Mit der Förderung des Sanierungsgebietes leistet das Land einen wichtigen Beitrag zur Stärkung der Innenstadtentwicklung.“ Dies erklärte der damalige Wirtschaftsminister Ernst Pfisterer vor mittlerweile 20 Jahren. Gemeint war ein Zuschuss in Höhe von rund einer Million Euro, den das Land für die Erneuerungsmaßnahmen „Bundeswehrlager und Güterbahnhof“ bereitstellen wollte. Die Stadt hatte das 1,5 Hektar große Güterbahnhof-Areal 2005 von der Bahn gekauft, 2009 sollte das ebenso große Bundeswehrlager hinzukommen. Mit der Ausweisung des Sanierungsgebiets im Februar 2007 konnten die Sanierungsmaßnahmen starten, und rückblickend zeigte sich, dass Pfisterer Recht hatte: Das Gebiet erhielt im Laufe der Jahre ein völlig anderes Gesicht. Und noch ist die Sanierung nicht abgeschlossen.
Bietigheim-Bissingen Die Sanierung geht weiter
Seit 2007 gibt es das Sanierungsgebiet „Bundeswehrlager, Güterbahnhof, Stuttgarter Straße“. 2025 sollte es auslaufen, doch nun wird es bis Ende 2031 verlängert.
Güterbahnhof wurde 1972 stillgelegt
Sanierungsgebiete dienen dazu, Areale auszuweisen, in denen städtebauliche Missstände bestehen. Etwa in Form alter, maroder Gebäude, wie es sie auf dem Bietigheimer Güterbahnhof gab, wo 1972 die letzten Waren abgefertigt worden waren. Für Maßnahmen zur Verbesserung der Zustände, wie private und kommunale Modernisierung, die Neugestaltung des öffentlichen Raums und Verbesserungen gewerblicher Standorte winken dann Zuschüsse.
Die festgelegten Flächen können auch erweitert werden, eine Möglichkeit, von der Bietigheim-Bissingen gleich mehrfach Gebrauch machte. So wurde das Sanierungsgebiet „Bundeswehrlager / Güterbahnhof“ 2012 um den Bereich „Stuttgarter Straße – Valeogelände“ vergrößert. 2014 gab es noch eine Erweiterung im Gebiet Stuttgarter Straße, 2017 im Bereich des Güterbahnhofs.
Zuschüsse in Millionenhöhe für Sanierungsmaßnahmen
Auch die ursprüngliche zeitliche Befristung (bis Ende 2016) wurde überschritten. Zunächst wurde eine Verlängerung bis Ende 2020 beschlossen, dann bis Ende 2025. Letzteres war vor allem aufgrund der Sanierungsmaßnahmen im Erweiterungsgebiet „Stuttgarter Straße“ nötig. In der letzten Ratssitzung vor Jahresende stand nun die nächste Verlängerung an. Der Gemeinderat beschloss auf Vorschlag der Verwaltung, die Sanierung bis Ende 2031 auszudehnen.

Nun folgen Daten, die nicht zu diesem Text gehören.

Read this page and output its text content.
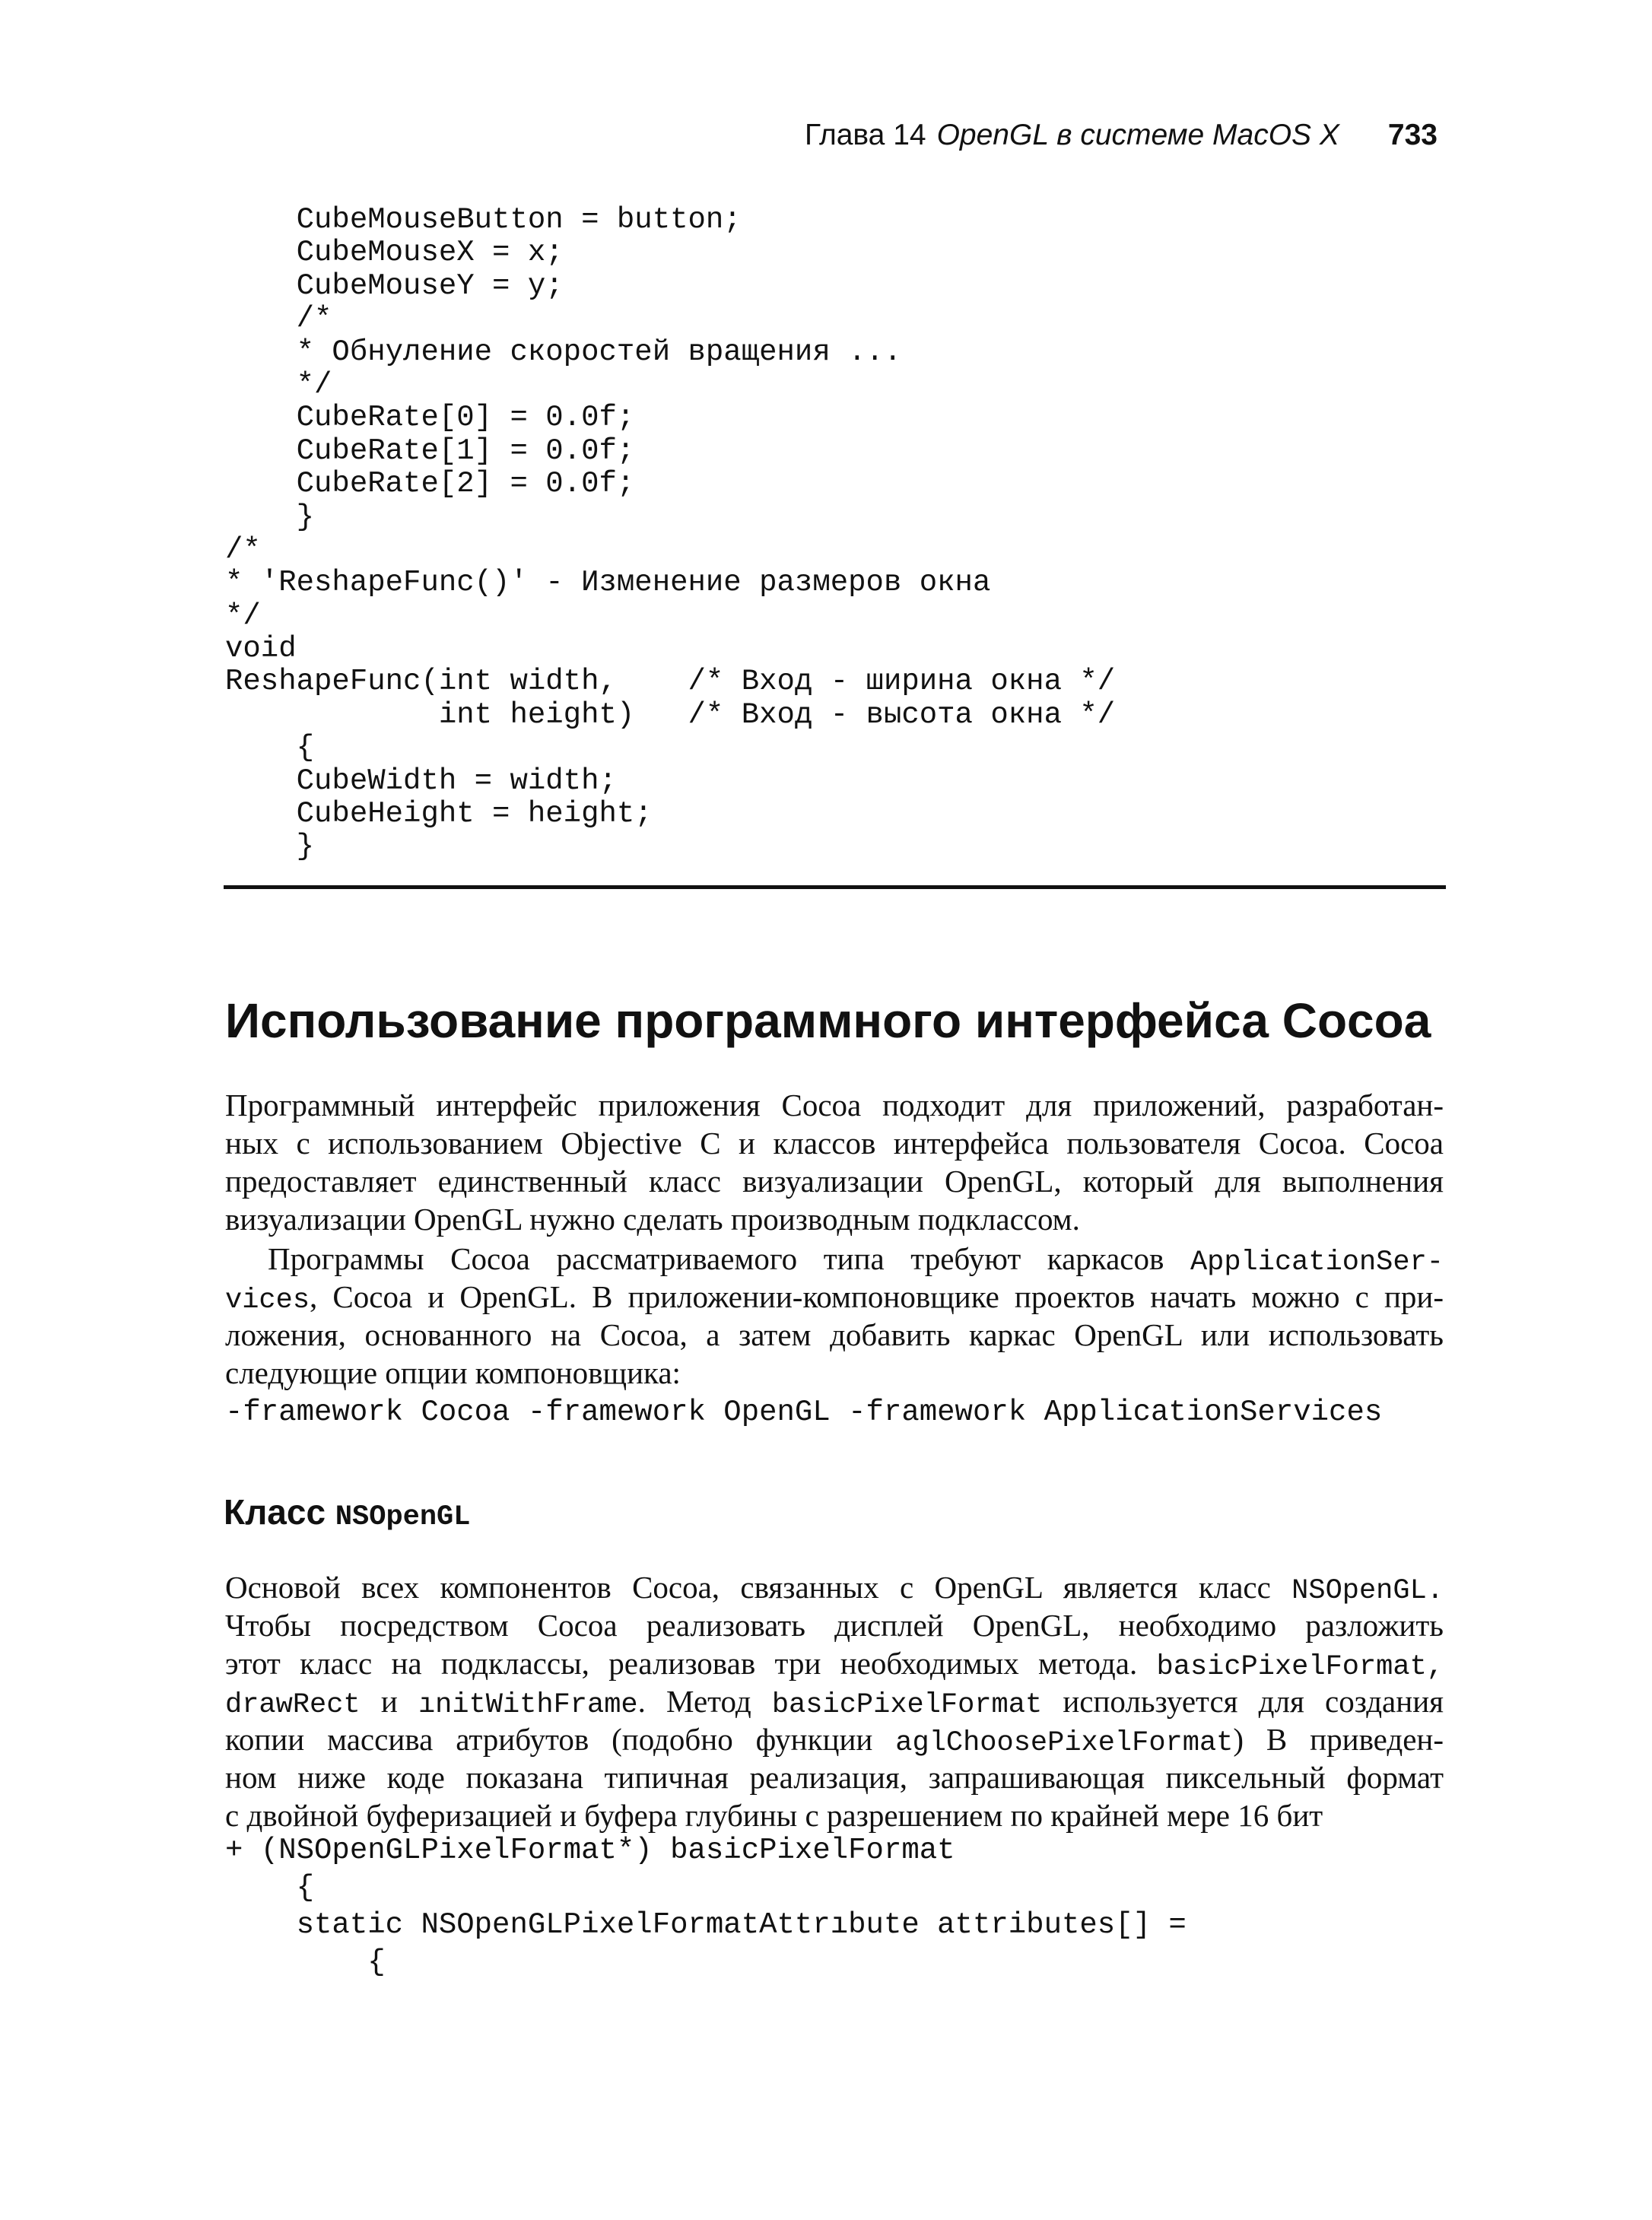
Глава 14 OpenGL в системе MacOS X 733
CubeMouseButton = button;
CubeMouseX = x;
CubeMouseY = y;
/*
* Обнуление скоростей вращения ...
*/
CubeRate[0] = 0.0f;
CubeRate[1] = 0.0f;
CubeRate[2] = 0.0f;
}
/*
* 'ReshapeFunc()' - Изменение размеров окна
*/
void
ReshapeFunc(int width,    /* Вход - ширина окна */
int height)   /* Вход - высота окна */
{
CubeWidth = width;
CubeHeight = height;
}
Использование программного интерфейса Cocoa
Программный интерфейс приложения Cocoa подходит для приложений, разработан-
ных с использованием Objectіve C и классов интерфейса пользователя Cocoa. Cocoa
предоставляет единственный класс визуализации OpenGL, который для выполнения
визуализации OpenGL нужно сделать производным подклассом.
Программы Cocoa рассматриваемого типа требуют каркасов ApplicationSer-
vices, Cocoa и OpenGL. В приложении-компоновщике проектов начать можно с при-
ложения, основанного на Cocoa, а затем добавить каркас OpenGL или использовать
следующие опции компоновщика:
-framework Cocoa -framework OpenGL -framework ApplicationServices
Класс NSOpenGL
Основой всех компонентов Cocoa, связанных с OpenGL является класс NSOpenGL.
Чтобы посредством Cocoa реализовать дисплей OpenGL, необходимо разложить
этот класс на подклассы, реализовав три необходимых метода. basicPixelFormat,
drawRect и ınitWithFrame. Метод basicPixelFormat используется для создания
копии массива атрибутов (подобно функции aglChoosePixelFormat) В приведен-
ном ниже коде показана типичная реализация, запрашивающая пиксельный формат
с двойной буферизацией и буфера глубины с разрешением по крайней мере 16 бит
+ (NSOpenGLPixelFormat*) basicPixelFormat
{
static NSOpenGLPixelFormatAttrıbute attributes[] =
{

Laut einer Bilanz der Stadt von Frühjahr 2024 wurden bis dahin Zuschüsse in Höhe von 2,7 Millionen Euro für Maßnahmen im Sanierungsgebiet ausbezahlt. Zum einen aus dem Bund-Länder-Programm „Stadtumbau West (SUW)“, zum anderen aus dem Bund-Länder-Programm „Wachstum und nachhaltige Erneuerung – lebenswerte Quartiere gestalten (WEP)“. Damals wurde festgestellt, dass Bietigheim-Bissingen sogar, ohne dass dies beantragt worden war, rund 400.000 Euro mehr erhalten hatte als zulässig – die Stadt musste daher dieses Geld wieder zurückzahlen. In der Folge floss aber eine weitere Auszahlung in Höhe von 600.000 Euro.
Arbeiten in der Bahnhofstraße sind geplant
Realisierte Maßnahmen im Sanierungsgebiet am Bahnhof sind unter anderem das Sky-Hochhaus (2016 eingeweiht), das Medizinische Dienstleistungszentrum (2017 fertiggestellt), das Parkhaus West (2017 in Betrieb genommen), die Ansiedelung der Firma Fumatech (2017) und das Novinta-Bürogebäude (2022). Hinzu kommt die laufende Aufsiedelung des ehemaligen Valeo-Areals (Lothar-Späth-Carré).
Der Grund für die jüngste Verlängerung der Sanierungsmaßnahmen: In den kommenden Jahren soll noch die Bahnhofstraße zwischen der Carl-BenzStraße und der Prinz-Eugen-Straße saniert werden, es sind Straßenumbauarbeiten in der Gartenstraße und weitere Baumaßnahmen im Norden des Lothar-Späth-Carrés geplant.